Have the car winter-care emergency kit prepped.
If your parent is still driving or has someone drive her around in her car, make sure the winter emergency kit is set with all of the needed essentials and that everything is in working order. You can find a great list here: https://www.almanac.com/content/winter-car-emergency-kit. Finally, make sure that kit is easy to get to. Don’t bury it under the spare tire in the trunk. And always remember, if driving is not safe for your senior parent, enlist someone like a home care professional or a family member to run errands for your parent.

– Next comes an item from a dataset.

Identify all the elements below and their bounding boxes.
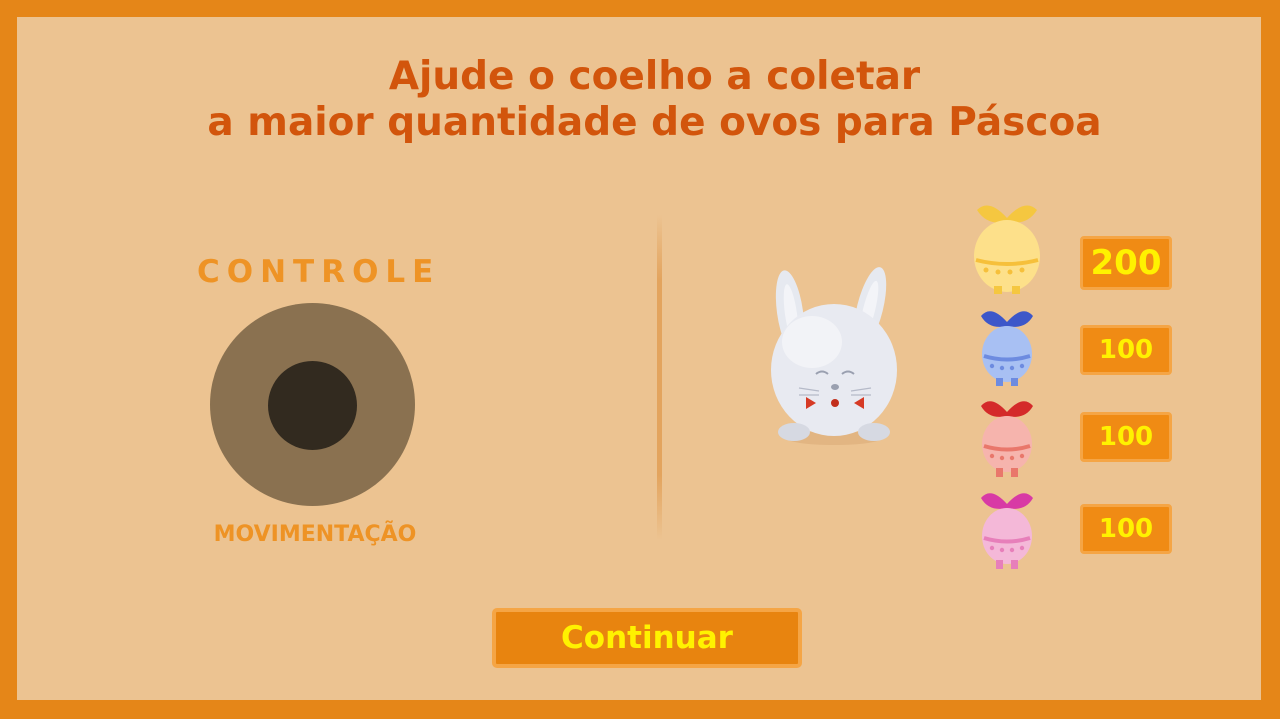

Cold and snowy winters are a fact of life in many parts of the country. Even southern states see temperature changes that require updated clothing and supplies to match what’s going on outside. While caution must be used when severe weather events are happening, it’s healthy and positive to get out and enjoy some of the limited sunshine and fresh air even in the coldest months. As a loving caregiver, you just need to help make sure your parent is ready to do that.